Alzolay, 22, went 7-4 with a 2.99 ERA in 22 starts between Single-A Myrtle Beach and Double-A Tennessee last season. He also struck out 108 batters in 114 1/3 innings, using a repertoire that includes a fastball that tops out around 98 MPH (according to MLB.com).

Following Alzolay as the Cubs' No. 2 overall prospect is 19-year-old shortstop Aramis Ademan. Ademan hit .267 in just 68 games between Single-A Eugene and Single-A South Bend, though it should be noted that he has soared from No. 11 in MLB.com's 2017 ranks to his current No. 2 ranking. He is not projected to make his MLB debut until 2020, however.

Following Alzolay and Ademan on the list are five consecutive pitchers ranked 3-7, respectively. Oscar De La Cruz, No. 3 on the list, slides down from his 2017 ranking in which MLB.com listed him as the Cubs' top overall prospect. De La Cruz, 22, finished 2017 with a 3.34 ERA in 13 games (12 starts) between the Arizona League and Single-A Myrtle Beach.

De La Cruz is projected to make his MLB debut in 2019, while Jose Albertos (No. 4), Alex Lange (No. 5), Brendon Little (No. 6) and Thomas Hatch (No. 7) are projected to make their big league debuts in 2019 or 2020. All are right-handed (with the exception of Little) and starting pitchers.

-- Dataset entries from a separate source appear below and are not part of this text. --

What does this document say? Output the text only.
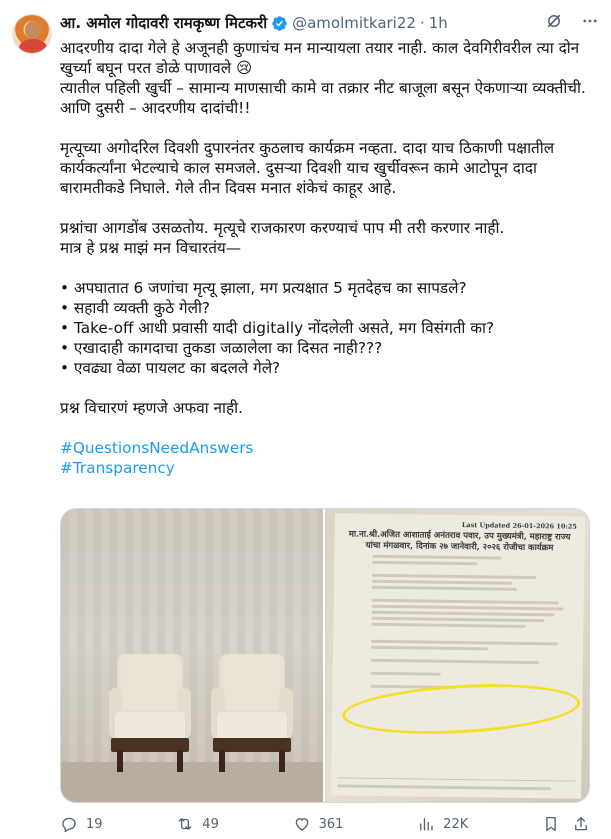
आ. अमोल गोदावरी रामकृष्ण मिटकरी @amolmitkari22 · 1h

आदरणीय दादा गेले हे अजूनही कुणाचंच मन मान्यायला तयार नाही. काल देवगिरीवरील त्या दोन खुर्च्या बघून परत डोळे पाणावले 😢
त्यातील पहिली खुर्ची – सामान्य माणसाची कामे वा तक्रार नीट बाजूला बसून ऐकणाऱ्या व्यक्तीची.
आणि दुसरी – आदरणीय दादांची!!

मृत्यूच्या अगोदरिल दिवशी दुपारनंतर कुठलाच कार्यक्रम नव्हता. दादा याच ठिकाणी पक्षातील कार्यकर्त्यांना भेटल्याचे काल समजले. दुसऱ्या दिवशी याच खुर्चीवरून कामे आटोपून दादा बारामतीकडे निघाले. गेले तीन दिवस मनात शंकेचं काहूर आहे.

प्रश्नांचा आगडोंब उसळतोय. मृत्यूचे राजकारण करण्याचं पाप मी तरी करणार नाही.
मात्र हे प्रश्न माझं मन विचारतंय—

• अपघातात 6 जणांचा मृत्यू झाला, मग प्रत्यक्षात 5 मृतदेहच का सापडले?
• सहावी व्यक्ती कुठे गेली?
• Take-off आधी प्रवासी यादी digitally नोंदलेली असते, मग विसंगती का?
• एखादाही कागदाचा तुकडा जळालेला का दिसत नाही???
• एवढ्या वेळा पायलट का बदलले गेले?

प्रश्न विचारणं म्हणजे अफवा नाही.

#QuestionsNeedAnswers
#Transparency
Last Updated 26-01-2026 10:25
मा.ना.श्री.अजित आशाताई अनंतराव पवार, उप मुख्यमंत्री, महाराष्ट्र राज्य यांचा मंगळवार, दिनांक २७ जानेवारी, २०२६ रोजीचा कार्यक्रम
19	49	361	22K
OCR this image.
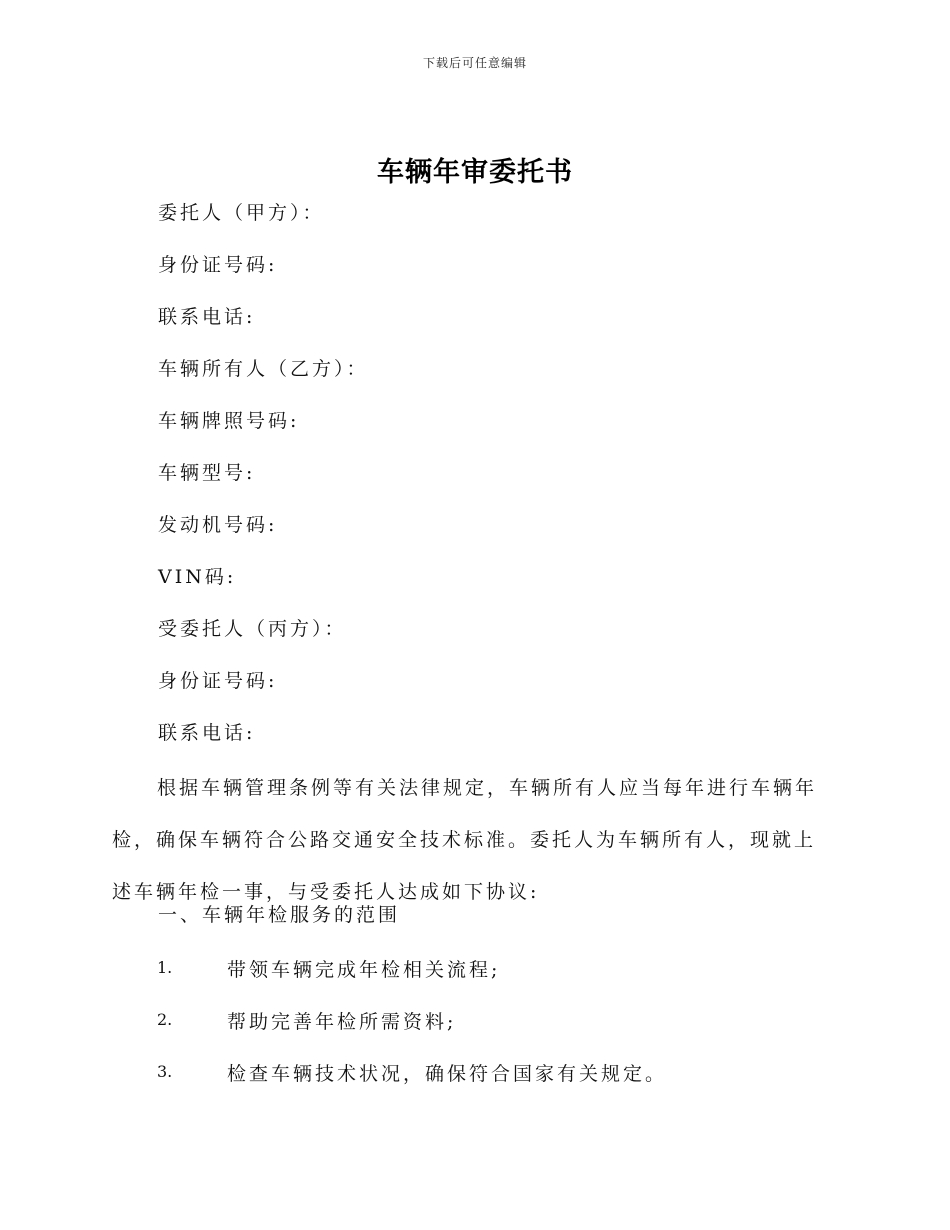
下载后可任意编辑
车辆年审委托书
委托人（甲方）：
身份证号码:
联系电话:
车辆所有人（乙方）：
车辆牌照号码:
车辆型号:
发动机号码:
VIN码:
受委托人（丙方）：
身份证号码:
联系电话:

根据车辆管理条例等有关法律规定，车辆所有人应当每年进行车辆年检，确保车辆符合公路交通安全技术标准。委托人为车辆所有人，现就上述车辆年检一事，与受委托人达成如下协议:

一、车辆年检服务的范围
1.	带领车辆完成年检相关流程;
2.	帮助完善年检所需资料;
3.	检查车辆技术状况，确保符合国家有关规定。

Hatch (third round, 2016) and Lange (30th overall, 2017) and Little (27th overall, 2017) were all top draft picks by the Cubs in recent seasons.

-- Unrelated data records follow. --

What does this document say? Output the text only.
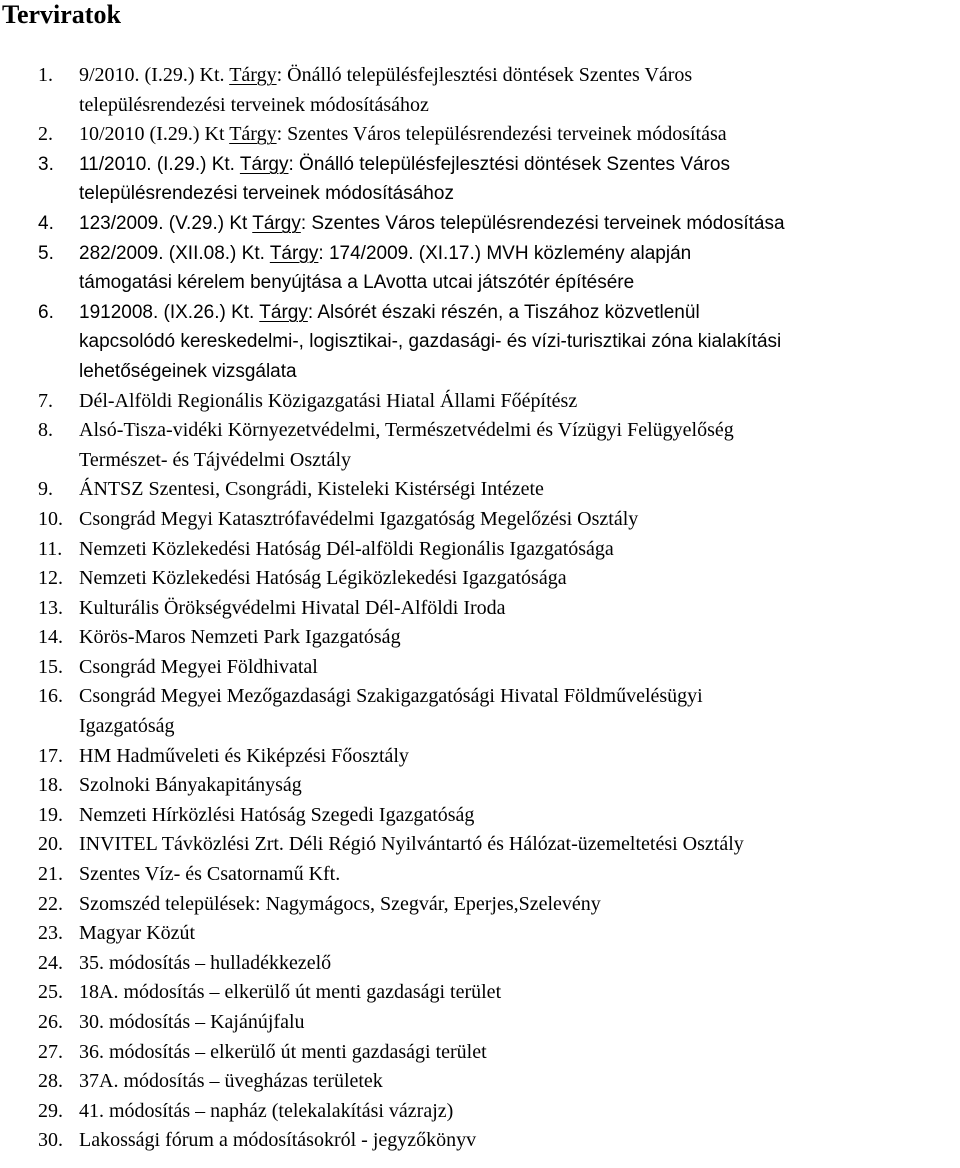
Terviratok
1. 9/2010. (I.29.) Kt. Tárgy: Önálló településfejlesztési döntések Szentes Város
településrendezési terveinek módosításához
2. 10/2010 (I.29.) Kt Tárgy: Szentes Város településrendezési terveinek módosítása
3. 11/2010. (I.29.) Kt. Tárgy: Önálló településfejlesztési döntések Szentes Város
településrendezési terveinek módosításához
4. 123/2009. (V.29.) Kt Tárgy: Szentes Város településrendezési terveinek módosítása
5. 282/2009. (XII.08.) Kt. Tárgy: 174/2009. (XI.17.) MVH közlemény alapján
támogatási kérelem benyújtása a LAvotta utcai játszótér építésére
6. 1912008. (IX.26.) Kt. Tárgy: Alsórét északi részén, a Tiszához közvetlenül
kapcsolódó kereskedelmi-, logisztikai-, gazdasági- és vízi-turisztikai zóna kialakítási
lehetőségeinek vizsgálata
7. Dél-Alföldi Regionális Közigazgatási Hiatal Állami Főépítész
8. Alsó-Tisza-vidéki Környezetvédelmi, Természetvédelmi és Vízügyi Felügyelőség
Természet- és Tájvédelmi Osztály
9. ÁNTSZ Szentesi, Csongrádi, Kisteleki Kistérségi Intézete
10. Csongrád Megyi Katasztrófavédelmi Igazgatóság Megelőzési Osztály
11. Nemzeti Közlekedési Hatóság Dél-alföldi Regionális Igazgatósága
12. Nemzeti Közlekedési Hatóság Légiközlekedési Igazgatósága
13. Kulturális Örökségvédelmi Hivatal Dél-Alföldi Iroda
14. Körös-Maros Nemzeti Park Igazgatóság
15. Csongrád Megyei Földhivatal
16. Csongrád Megyei Mezőgazdasági Szakigazgatósági Hivatal Földművelésügyi
Igazgatóság
17. HM Hadműveleti és Kiképzési Főosztály
18. Szolnoki Bányakapitányság
19. Nemzeti Hírközlési Hatóság Szegedi Igazgatóság
20. INVITEL Távközlési Zrt. Déli Régió Nyilvántartó és Hálózat-üzemeltetési Osztály
21. Szentes Víz- és Csatornamű Kft.
22. Szomszéd települések: Nagymágocs, Szegvár, Eperjes,Szelevény
23. Magyar Közút
24. 35. módosítás – hulladékkezelő
25. 18A. módosítás – elkerülő út menti gazdasági terület
26. 30. módosítás – Kajánújfalu
27. 36. módosítás – elkerülő út menti gazdasági terület
28. 37A. módosítás – üvegházas területek
29. 41. módosítás – napház (telekalakítási vázrajz)
30. Lakossági fórum a módosításokról - jegyzőkönyv
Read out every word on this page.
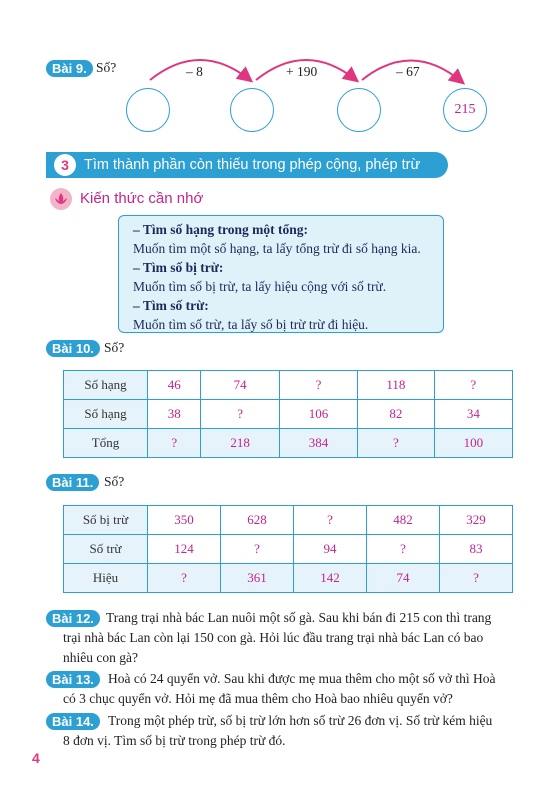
Bài 9. Số?	– 8	+ 190	– 67
215
3	Tìm thành phần còn thiếu trong phép cộng, phép trừ
Kiến thức cần nhớ
– Tìm số hạng trong một tổng:
Muốn tìm một số hạng, ta lấy tổng trừ đi số hạng kia.
– Tìm số bị trừ:
Muốn tìm số bị trừ, ta lấy hiệu cộng với số trừ.
– Tìm số trừ:
Muốn tìm số trừ, ta lấy số bị trừ trừ đi hiệu.
Bài 10. Số?
Số hạng	46	74	?	118	?
Số hạng	38	?	106	82	34
Tổng	?	218	384	?	100
Bài 11. Số?
Số bị trừ	350	628	?	482	329
Số trừ	124	?	94	?	83
Hiệu	?	361	142	74	?
Bài 12. Trang trại nhà bác Lan nuôi một số gà. Sau khi bán đi 215 con thì trang
trại nhà bác Lan còn lại 150 con gà. Hỏi lúc đầu trang trại nhà bác Lan có bao
nhiêu con gà?
Bài 13.	Hoà có 24 quyển vở. Sau khi được mẹ mua thêm cho một số vở thì Hoà
có 3 chục quyển vở. Hỏi mẹ đã mua thêm cho Hoà bao nhiêu quyển vở?
Bài 14.	Trong một phép trừ, số bị trừ lớn hơn số trừ 26 đơn vị. Số trừ kém hiệu
8 đơn vị. Tìm số bị trừ trong phép trừ đó.
4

Having numerous starting pitchers on the cusp of the big leagues represents a significant change of pace for the Cubs. 

Since Theo Epstein took over as team president in Oct. 2011, a plethora of top prospects have debuted and enjoyed success with the Cubs. Majority have been position players, though.

The likes of Albert Almora, Javier Báez, Kris Bryant, Willson Contreras, Anthony Rizzo and Addison Russell all contributed to the Cubs winning the World Series in 2016. Similarly, Ian Happ enjoyed a fair amount of success after making his MLB debut last season, hitting 24 home runs in just 115 games.

Ultimately, Alzolay would be the Cubs' first true top pitching prospect to make it to the big leagues in the Theo Epstein era. While him making it to the big leagues in 2018 is no guarantee, one would think a need for pitching will arise for the Cubs at some point, whether it be due to injury or simply for September roster expansion.

The Cubs have enjoyed tremendous success in recent years in terms of their top prospects succeeding in the MLB. If the trend continues, Alzolay should be a force to reckon with on the North Side for years to come.